Distress over sexual urges and impulses is a broader problem than previously thought — for both men and women — and could be interfering with the jobs, relationships and happiness of millions of Americans.

That was the takeaway from a new University of Minnesota study, which found that 8.6 percent of people responding to a national survey on sexual health reported “clinically relevant levels of distress and/or impairment associated with difficulty controlling sexual feelings, urges, and behaviors.”

Previous research had estimated that only 2 percent to 6 percent of people struggled with control of their sexual impulses, said Janna Dickenson, the lead author and a human sexuality researcher in the U’s School of Medicine. “This is a much higher prevalence than we thought,” she said.

The types of behavior causing distress could vary, Dickenson said, from having more sex than desired, to masturbating during work hours, to habitual sexting or viewing pornography. People who commit sexual assault could be contained within this group, but Dickenson said the survey reflects a much broader group of people struggling with everyday problems rather than illegal actions.

Media coverage of sex scandals involving celebrities such as Tiger Woods has raised the possibility of a rising problem with sexually compulsive behavior, the authors noted, but few studies have checked to see if that is true.

Distress over sexual urges is a key symptom of compulsive sexual behavior (CSB) disorder, which is newly recognized in the World Health Organization’s latest compendium of medical diagnoses, the ICD-11. Not all of the people who expressed such feelings in the survey, though, have the disorder.

U of M researchers analyzed responses by 2,325 adults to the 2016 National Survey of Sexual Health and Behavior. Considered one of the richest data sets regarding sexual attitudes in the United States, the survey is conducted by Indiana University and funded by the parent company of Trojan Condoms.

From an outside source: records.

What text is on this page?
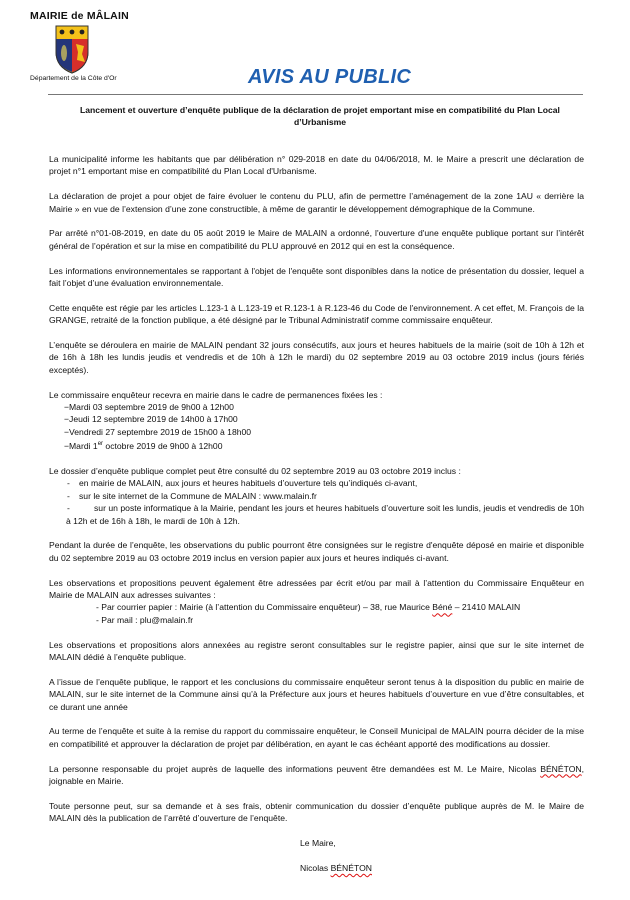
MAIRIE de MÂLAIN
Département de la Côte d'Or	AVIS AU PUBLIC
Lancement et ouverture d’enquête publique de la déclaration de projet emportant mise en compatibilité du Plan Local d’Urbanisme

La municipalité informe les habitants que par délibération n° 029-2018 en date du 04/06/2018, M. le Maire a prescrit une déclaration de projet n°1 emportant mise en compatibilité du Plan Local d'Urbanisme.

La déclaration de projet a pour objet de faire évoluer le contenu du PLU, afin de permettre l’aménagement de la zone 1AU « derrière la Mairie » en vue de l’extension d’une zone constructible, à même de garantir le développement démographique de la Commune.

Par arrêté n°01-08-2019, en date du 05 août 2019 le Maire de MALAIN a ordonné, l'ouverture d'une enquête publique portant sur l’intérêt général de l’opération et sur la mise en compatibilité du PLU approuvé en 2012 qui en est la conséquence.

Les informations environnementales se rapportant à l'objet de l'enquête sont disponibles dans la notice de présentation du dossier, lequel a fait l’objet d’une évaluation environnementale.

Cette enquête est régie par les articles L.123-1 à L.123-19 et R.123-1 à R.123-46 du Code de l'environnement. A cet effet, M. François de la GRANGE, retraité de la fonction publique, a été désigné par le Tribunal Administratif comme commissaire enquêteur.

L’enquête se déroulera en mairie de MALAIN pendant 32 jours consécutifs, aux jours et heures habituels de la mairie (soit de 10h à 12h et de 16h à 18h les lundis jeudis et vendredis et de 10h à 12h le mardi) du 02 septembre 2019 au 03 octobre 2019 inclus (jours fériés exceptés).

Le commissaire enquêteur recevra en mairie dans le cadre de permanences fixées les :

−Mardi 03 septembre 2019 de 9h00 à 12h00
−Jeudi 12 septembre 2019 de 14h00 à 17h00
−Vendredi 27 septembre 2019 de 15h00 à 18h00
−Mardi 1er octobre 2019 de 9h00 à 12h00

Le dossier d’enquête publique complet peut être consulté du 02 septembre 2019 au 03 octobre 2019 inclus :

- en mairie de MALAIN, aux jours et heures habituels d’ouverture tels qu’indiqués ci-avant,
- sur le site internet de la Commune de MALAIN : www.malain.fr
-	sur un poste informatique à la Mairie, pendant les jours et heures habituels d’ouverture soit les lundis, jeudis et vendredis de 10h à 12h et de 16h à 18h, le mardi de 10h à 12h.

Pendant la durée de l’enquête, les observations du public pourront être consignées sur le registre d'enquête déposé en mairie et disponible du 02 septembre 2019 au 03 octobre 2019 inclus en version papier aux jours et heures indiqués ci-avant.

Les observations et propositions peuvent également être adressées par écrit et/ou par mail à l’attention du Commissaire Enquêteur en Mairie de MALAIN aux adresses suivantes :

- Par courrier papier : Mairie (à l’attention du Commissaire enquêteur) – 38, rue Maurice Béné – 21410 MALAIN
- Par mail : plu@malain.fr

Les observations et propositions alors annexées au registre seront consultables sur le registre papier, ainsi que sur le site internet de MALAIN dédié à l’enquête publique.

A l’issue de l’enquête publique, le rapport et les conclusions du commissaire enquêteur seront tenus à la disposition du public en mairie de MALAIN, sur le site internet de la Commune ainsi qu’à la Préfecture aux jours et heures habituels d’ouverture en vue d’être consultables, et ce durant une année

Au terme de l’enquête et suite à la remise du rapport du commissaire enquêteur, le Conseil Municipal de MALAIN pourra décider de la mise en compatibilité et approuver la déclaration de projet par délibération, en ayant le cas échéant apporté des modifications au dossier.

La personne responsable du projet auprès de laquelle des informations peuvent être demandées est M. Le Maire, Nicolas BÉNÉTON, joignable en Mairie.

Toute personne peut, sur sa demande et à ses frais, obtenir communication du dossier d’enquête publique auprès de M. le Maire de MALAIN dès la publication de l’arrêté d’ouverture de l’enquête.

Le Maire,

Nicolas BÉNÉTON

Researchers said they were surprised to find only a modest gender split: 7 percent of women reported distress over sexual urges, compared to 10.3 percent of men. This in some ways defies the cultural expectations that men are much more “irrepressible” and women are “sexual gatekeepers” who keep their impulses in check, the authors wrote

The researchers found that distress was most common among people with low incomes and without high school diplomas, but also was more common among the highest-income earners. It also was more common among people who were racial minorities or who were gay, but the authors urged caution in interpreting those results. Their higher levels of sexual distress may in part reflect the higher levels of stress that come from being marginalized individuals in the first place.

Dickenson said she hopes this study, published in the Journal of the American Medical Association’s online open network, would raise the profile of compulsive sexual behavior as a problem requiring doctors’ attention in assessing patients.

“CSB is clearly an important sexual health concern,” she said, “that needs greater attention.”